Sites were chosen as representative of the differing habitats on the fishery as well as being located in areas where we have carried out major habitat work and where fishing pressure is heaviest. We monitor two sites each month as conditions (H&S considerations) on this spate river permit. We monitor two further sites on a six monthly basis again as conditions and availability of volunteers permit. We have a total of 8 trained volunteers 5 of whom are active and became involved in the AMI in 2008. The sites are:

1. Tay Bridge - This site lies below all potential pollution sources on the fishery and is at the lower end of our waters.

2. New Inn Bridge - This site lies at the confluence of the main and one of the major feeder becks at the centre of Horton village.

3. Turn Dub - This site lies near a major spring inlet and at the lower end of major habitat work.

4. Selside - This site lies at the start of the Ribble proper where two major becks join and where we have undertaken extensive habitat work.

We have undertaken extensive habitat work on our 12 mile fishery to encourage the recruitment of riverfly including bankside fencing and the planting of over three thousand hardwood native trees.  This year we are planning to part sponser an MSc project that will identify the barriers to optimum salmonid recruitment in the tributary becks.

We work in partnership with the Ribble Catchment Conservation Trust and PBA Applied Ecology (www.pba-ecology.co.uk) on habitat and ecological enhancement works.

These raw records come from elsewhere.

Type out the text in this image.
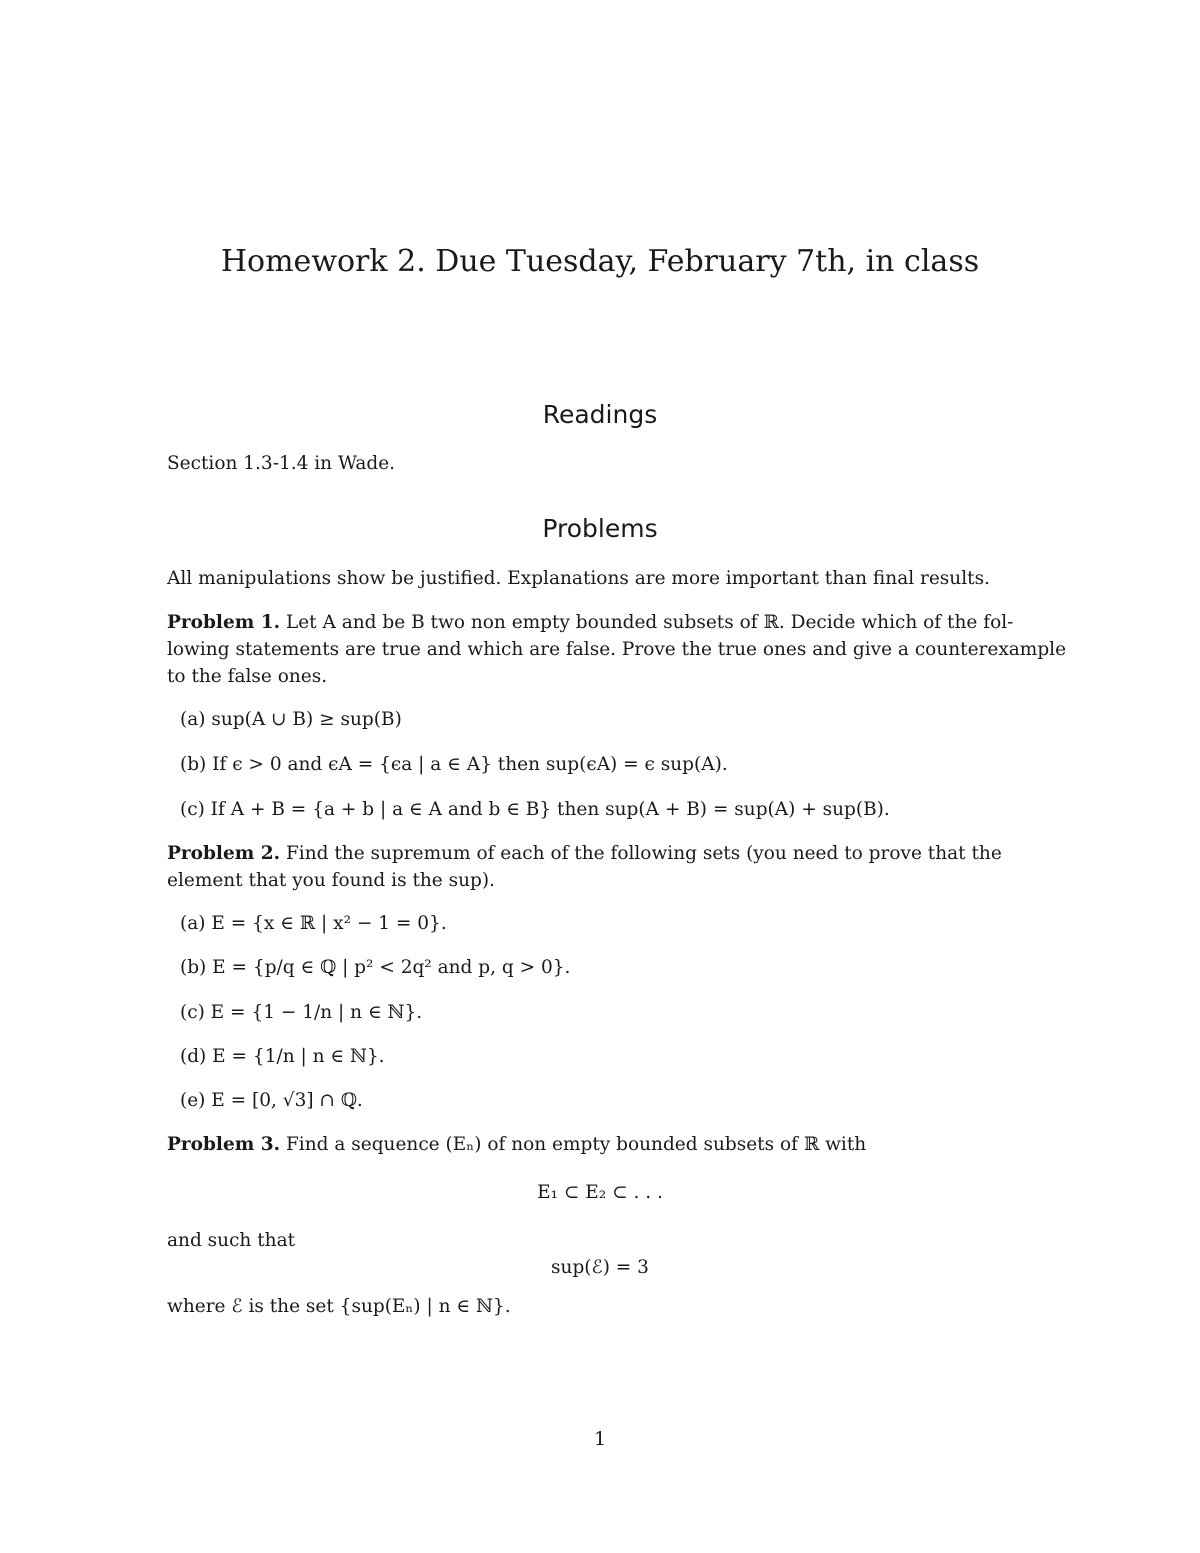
Homework 2. Due Tuesday, February 7th, in class
Readings
Section 1.3-1.4 in Wade.
Problems
All manipulations show be justified. Explanations are more important than final results.
Problem 1. Let A and be B two non empty bounded subsets of ℝ. Decide which of the fol-
lowing statements are true and which are false. Prove the true ones and give a counterexample
to the false ones.
(a) sup(A ∪ B) ≥ sup(B)
(b) If ϵ > 0 and ϵA = {ϵa | a ∈ A} then sup(ϵA) = ϵ sup(A).
(c) If A + B = {a + b | a ∈ A and b ∈ B} then sup(A + B) = sup(A) + sup(B).
Problem 2. Find the supremum of each of the following sets (you need to prove that the
element that you found is the sup).
(a) E = {x ∈ ℝ | x² − 1 = 0}.
(b) E = {p/q ∈ ℚ | p² < 2q² and p, q > 0}.
(c) E = {1 − 1/n | n ∈ ℕ}.
(d) E = {1/n | n ∈ ℕ}.
(e) E = [0, √3] ∩ ℚ.
Problem 3. Find a sequence (Eₙ) of non empty bounded subsets of ℝ with
E₁ ⊂ E₂ ⊂ . . .
and such that
sup(ℰ) = 3
where ℰ is the set {sup(Eₙ) | n ∈ ℕ}.
1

Ribble Catchment Conservation Trust

Coordinator  Jack Spees & Catherine Birtwistle  23/12/11

Sites      Ribble catchment (35)

Team      40

Activity   May 2009, with expansion 2010 and 2011

www.ribbletrust.org.uk

The Ribble Catchment Conservation Trust held two very popular and successful workshops in June 2010, largely funded by a grant received from the Big Lottery Fund. After sending out emails to local angling clubs and other environmental organisations in the area, together with an advertorial in a local newspaper, both workshops quickly became over-subscribed. Enthusiastic tutors and great weather made for two highly enjoyable days and feedback from volunteers was really positive. The Trust feel privileged that so many local people are incredibly keen to help out with the monitoring programme to safeguard river habitats and would like to thank all the volunteers for their continued involvement.

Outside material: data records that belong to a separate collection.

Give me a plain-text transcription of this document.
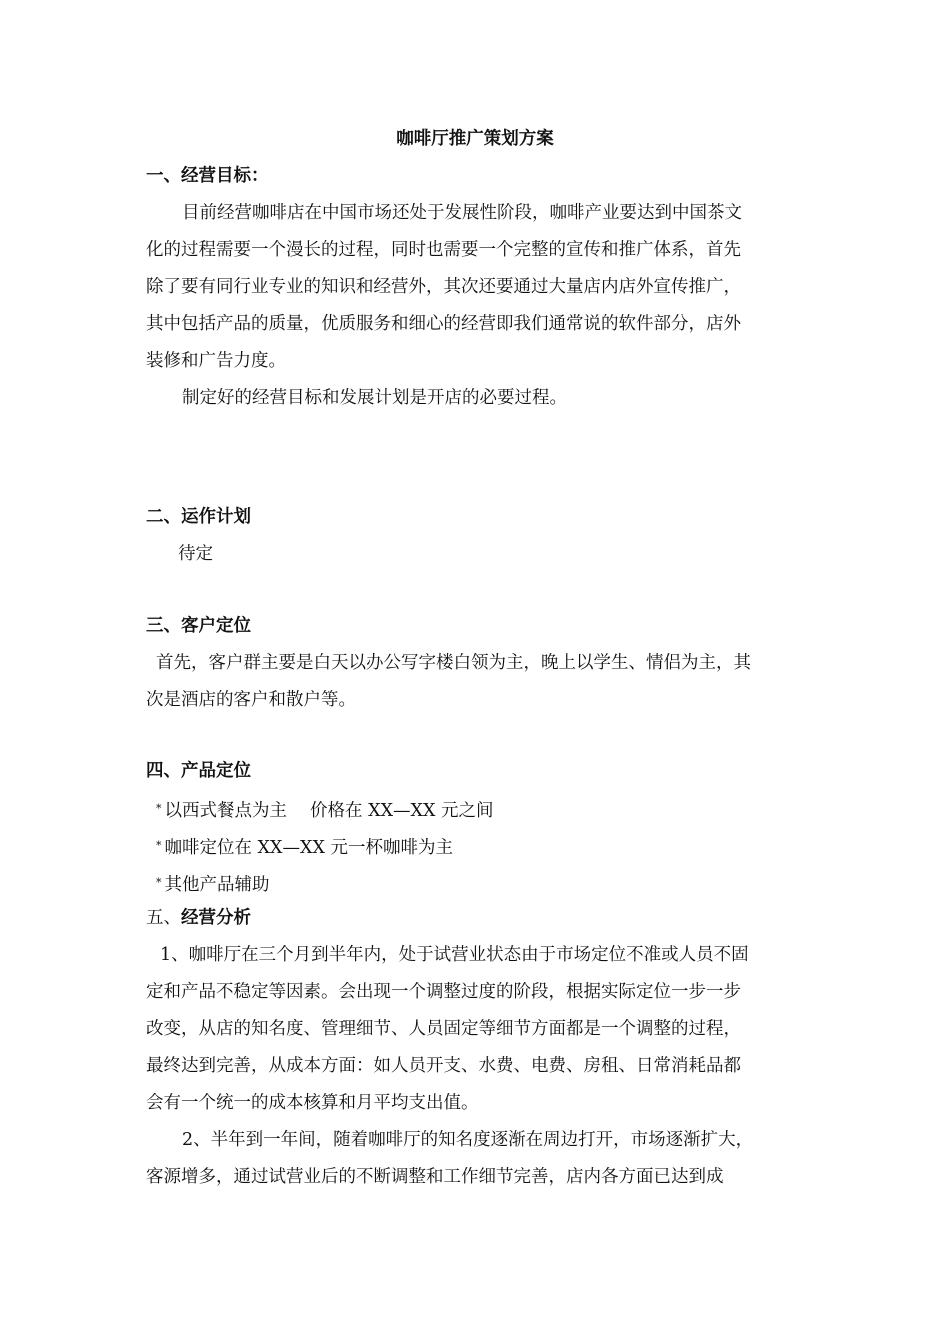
咖啡厅推广策划方案
一、经营目标：
目前经营咖啡店在中国市场还处于发展性阶段，咖啡产业要达到中国茶文
化的过程需要一个漫长的过程，同时也需要一个完整的宣传和推广体系，首先
除了要有同行业专业的知识和经营外，其次还要通过大量店内店外宣传推广，
其中包括产品的质量，优质服务和细心的经营即我们通常说的软件部分，店外
装修和广告力度。
制定好的经营目标和发展计划是开店的必要过程。
二、运作计划
待定
三、客户定位
首先，客户群主要是白天以办公写字楼白领为主，晚上以学生、情侣为主，其
次是酒店的客户和散户等。
四、产品定位
* 以西式餐点为主　 价格在 XX—XX 元之间
* 咖啡定位在 XX—XX 元一杯咖啡为主
* 其他产品辅助
五、经营分析
1、咖啡厅在三个月到半年内，处于试营业状态由于市场定位不准或人员不固
定和产品不稳定等因素。会出现一个调整过度的阶段，根据实际定位一步一步
改变，从店的知名度、管理细节、人员固定等细节方面都是一个调整的过程，
最终达到完善，从成本方面：如人员开支、水费、电费、房租、日常消耗品都
会有一个统一的成本核算和月平均支出值。
2、半年到一年间，随着咖啡厅的知名度逐渐在周边打开，市场逐渐扩大，
客源增多，通过试营业后的不断调整和工作细节完善，店内各方面已达到成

The RCCT AMI group has become ever larger with more and more anglers and general interest volunteers becoming involved.  We have held 4 training days and trained over 50 volunteers.  This has allowed us to monitor regularly over 35 sites.  We have reported over 6 incidents of decreased invertebrate abundances to the EA, each have seen follow up actions and all sites saw improvements following the EA actions.  We have received funding and support from the Ribble Fisheries Consultative association who have helped to source funding and volunteers.  We also incorporated the the AMI scheme into our Discovering Urban Rivers project that was part funded by the EA and the Awards for all Big Lottery Fund.  The scheme combined with our volunteer electro fishing surveys has really helped to build up an impressive picture of the health of our rivers and streams.  We are now linking volunteer otter and invasive species surveys to our AMI recording that provides information on a scale that is unprecedented in our catchment.  We held a volunteer evening in November 2010 to report back to our volunteers on all the data gathered and the wider picture within the catchment, this was well received and we hope to make this an annual event. This is a fantastic scheme and we hope to continue to expand and delivery there results into the future.

We have not set trigger levels as such due to lack of data and resource, however using baselines collected and local EA and RCCT knowledge we have reported 6 breaches that have lead to EA intervention.  In addition it has highlighted several invasive species that we were unaware of.